I’m going to be honest, it’s been all I could do to get this short post up. My brain has not been in the right place to do…well, pretty much anything this past month, as I’ve been sick with flu and pneumonia and then went through losing my dog a couple of weeks ago.
I certainly wasn’t in the frame of mind to read, so I don’t have much to show for a wrap up (too bad this isn’t a TV wrap up because I’d have met a yearly goal with how many shows and movies I’ve watched in the past month), but I thought I’d share what I did manage to finish in January.
Years ago I had read the abridged version, but reading the unabridged version was such a treat. Though I was familiar with the story (having also grown up watching the Winona Ryder movie version), I fell in love all over again with this story, the characters, the charm, and the honesty.

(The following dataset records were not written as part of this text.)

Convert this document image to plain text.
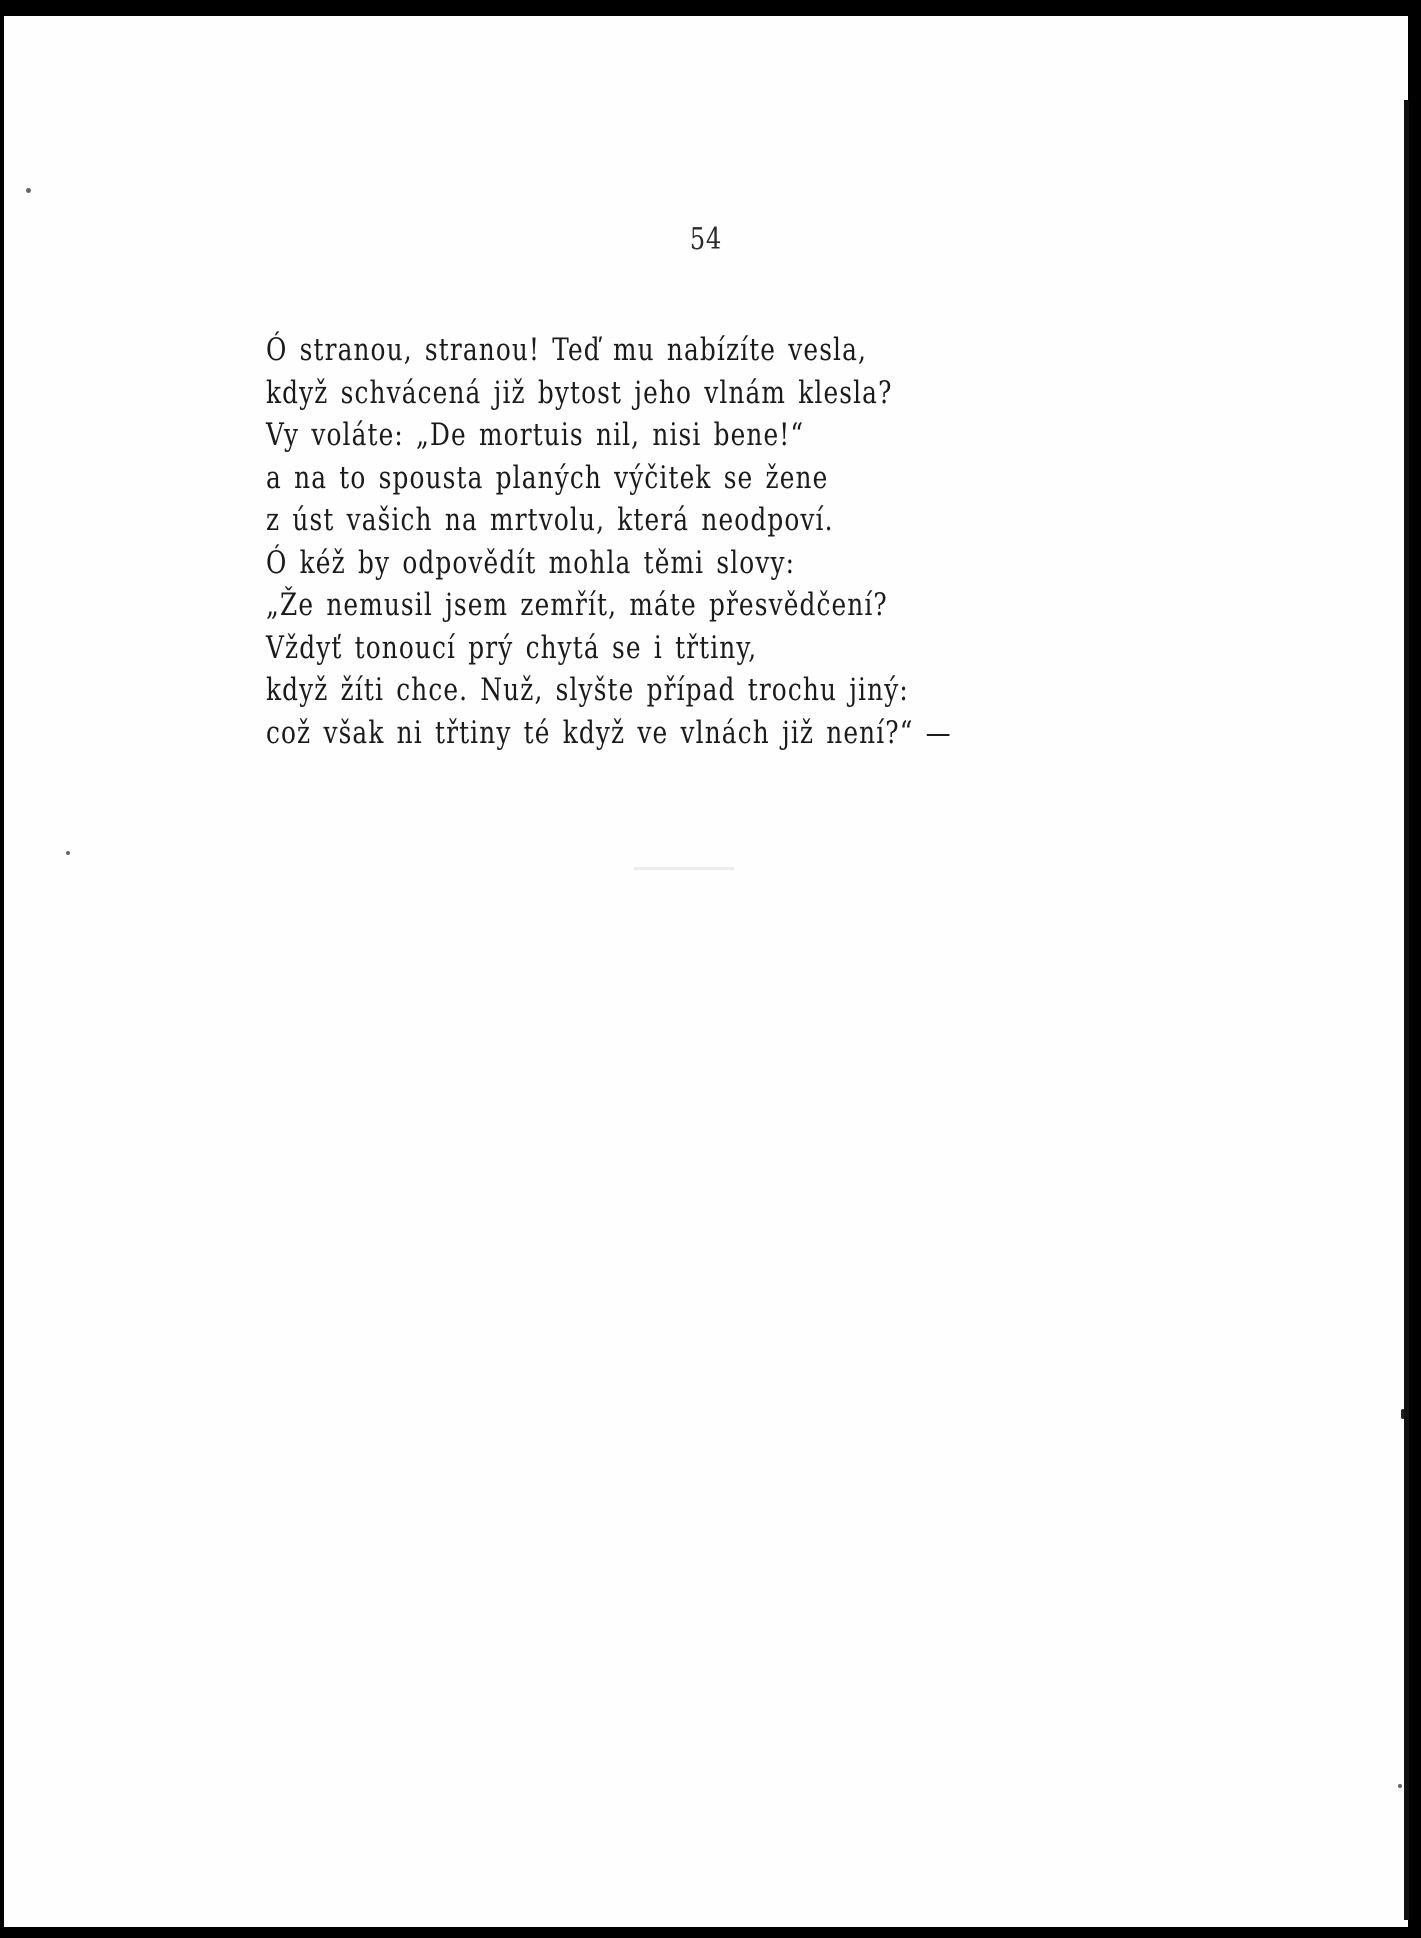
54
Ó stranou, stranou! Teď mu nabízíte vesla,
když schvácená již bytost jeho vlnám klesla?
Vy voláte: „De mortuis nil, nisi bene!“
a na to spousta planých výčitek se žene
z úst vašich na mrtvolu, která neodpoví.
Ó kéž by odpovědít mohla těmi slovy:
„Že nemusil jsem zemřít, máte přesvědčení?
Vždyť tonoucí prý chytá se i třtiny,
když žíti chce. Nuž, slyšte případ trochu jiný:
což však ni třtiny té když ve vlnách již není?“ —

While it wasn’t a “perfect book” — there were far too many authorial intrusions for my taste, including what felt like lesson essays to the reader on particular moral issues, and one of the main storylines was wrapped up in a rush towards the end — I loved every moment of it. It was casual, engaging, and true-to-life, which was a refreshing change from some of the books I’ve been reading lately. My attention has never been so captured by such a classic a coming-of-age story.
Women of the Word: How to Study the Bible with Both Our Hearts and Our Minds
I’m not a huge fan of devotional books, but every once in a while one comes my way that I’ll read, and then, rarity among rarity, like.

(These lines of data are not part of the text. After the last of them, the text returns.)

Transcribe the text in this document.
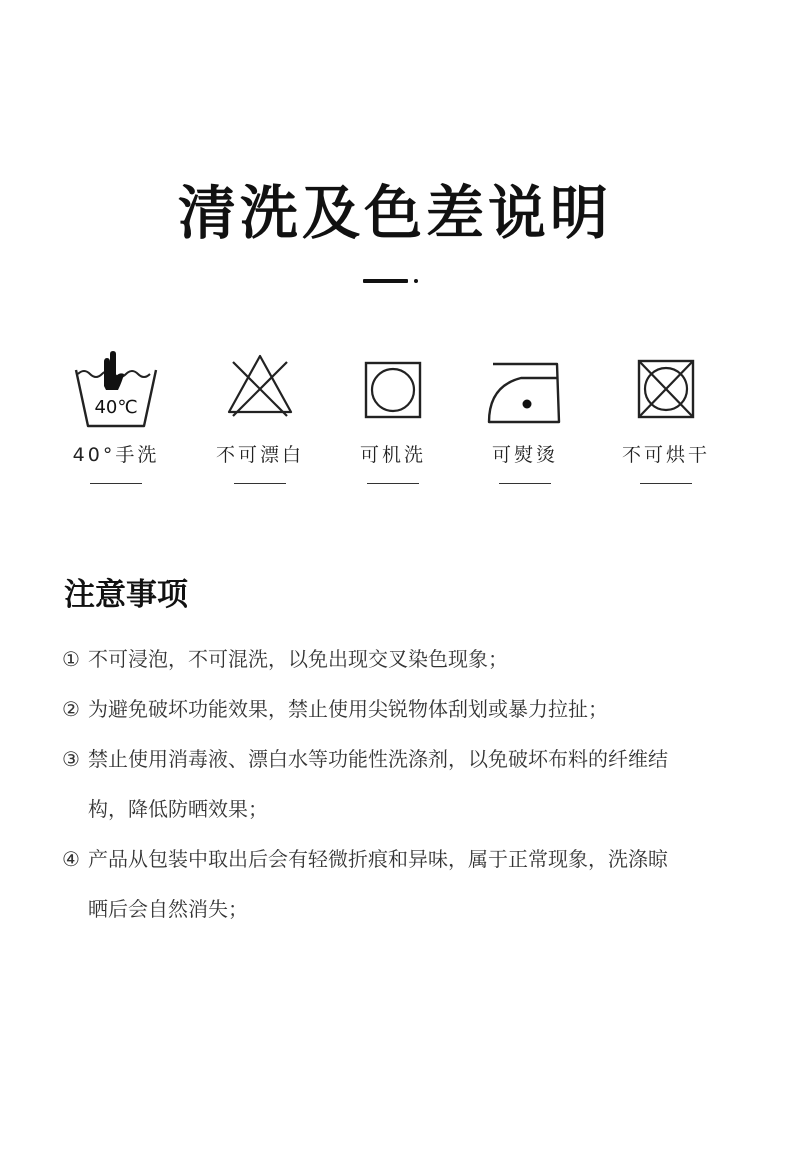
清洗及色差说明
40℃
40°手洗	不可漂白	可机洗	可熨烫	不可烘干
注意事项
① 不可浸泡，不可混洗，以免出现交叉染色现象；
② 为避免破坏功能效果，禁止使用尖锐物体刮划或暴力拉扯；
③ 禁止使用消毒液、漂白水等功能性洗涤剂，以免破坏布料的纤维结
构，降低防晒效果；
④ 产品从包装中取出后会有轻微折痕和异味，属于正常现象，洗涤晾
晒后会自然消失；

This little book, more of a Bible study tool than devotional, is great if you’re needing a “pick-me-up” in your Bible study time. Wilkin takes you through the 5 P’s — purpose, perspective, patience, process, prayer — and shows you how each element can help you delve deeper into the Bible. She focuses on the actual meat of studying rather than the frills that can come with idealized devotional time, and redirects your thoughts of, “what can I glean for myself in my daily life” to rather “who is God and what can I learn about Him.”

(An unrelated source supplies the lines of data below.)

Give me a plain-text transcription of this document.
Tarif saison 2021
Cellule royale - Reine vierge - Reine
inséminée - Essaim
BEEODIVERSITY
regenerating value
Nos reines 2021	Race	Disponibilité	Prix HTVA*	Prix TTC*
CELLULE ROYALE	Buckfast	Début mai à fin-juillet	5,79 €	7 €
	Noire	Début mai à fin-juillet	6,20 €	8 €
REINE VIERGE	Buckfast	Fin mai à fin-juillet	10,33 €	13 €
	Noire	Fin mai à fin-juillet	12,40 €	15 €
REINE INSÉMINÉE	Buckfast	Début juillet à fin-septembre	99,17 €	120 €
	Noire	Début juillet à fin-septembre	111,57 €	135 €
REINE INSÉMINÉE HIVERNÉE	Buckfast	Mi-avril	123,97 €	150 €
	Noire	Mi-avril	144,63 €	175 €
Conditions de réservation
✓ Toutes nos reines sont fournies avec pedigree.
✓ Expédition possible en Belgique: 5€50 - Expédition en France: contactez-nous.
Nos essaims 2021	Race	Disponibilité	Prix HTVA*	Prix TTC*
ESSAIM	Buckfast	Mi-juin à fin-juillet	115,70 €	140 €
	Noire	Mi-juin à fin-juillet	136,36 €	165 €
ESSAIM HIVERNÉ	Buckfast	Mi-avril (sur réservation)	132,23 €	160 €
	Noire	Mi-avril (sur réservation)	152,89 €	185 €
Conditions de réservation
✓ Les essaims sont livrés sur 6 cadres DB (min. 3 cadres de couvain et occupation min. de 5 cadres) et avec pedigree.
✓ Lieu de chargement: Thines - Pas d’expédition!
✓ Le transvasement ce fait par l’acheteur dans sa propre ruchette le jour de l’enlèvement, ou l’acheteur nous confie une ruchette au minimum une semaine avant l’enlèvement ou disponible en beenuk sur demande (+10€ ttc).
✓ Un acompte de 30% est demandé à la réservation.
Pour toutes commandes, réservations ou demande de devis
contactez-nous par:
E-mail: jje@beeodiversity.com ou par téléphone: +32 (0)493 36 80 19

I wouldn’t say the information is revolutionary, but it makes you take a step back and reexamine your Bible study habits/methods without feeling like you are being chastised for your current routine.
(Let me add that while this book is marketed to women, it could’ve easily been an all-inclusive book simply with a word taken out here and there. It’s not your typical book for the “busy housewife” or “working mother;” I feel the information in this study is relevant and helpful to all. [There is one chapter dedicated to women who desire to become Bible study teachers, and while a whole twenty pages was devoted to this subject, I felt even this chapter
could’ve should’ve been cut from the book and developed into a different study or at least tagged onto the back for those interested rather than make it such an integral part of the book.] I didn’t buy this book for the reason of it pertaining to “women,” so I wasn’t upset, but I just wanted to give someone else the insight I didn’t have.)
Was January a month of reading for you, or did you fall behind as well?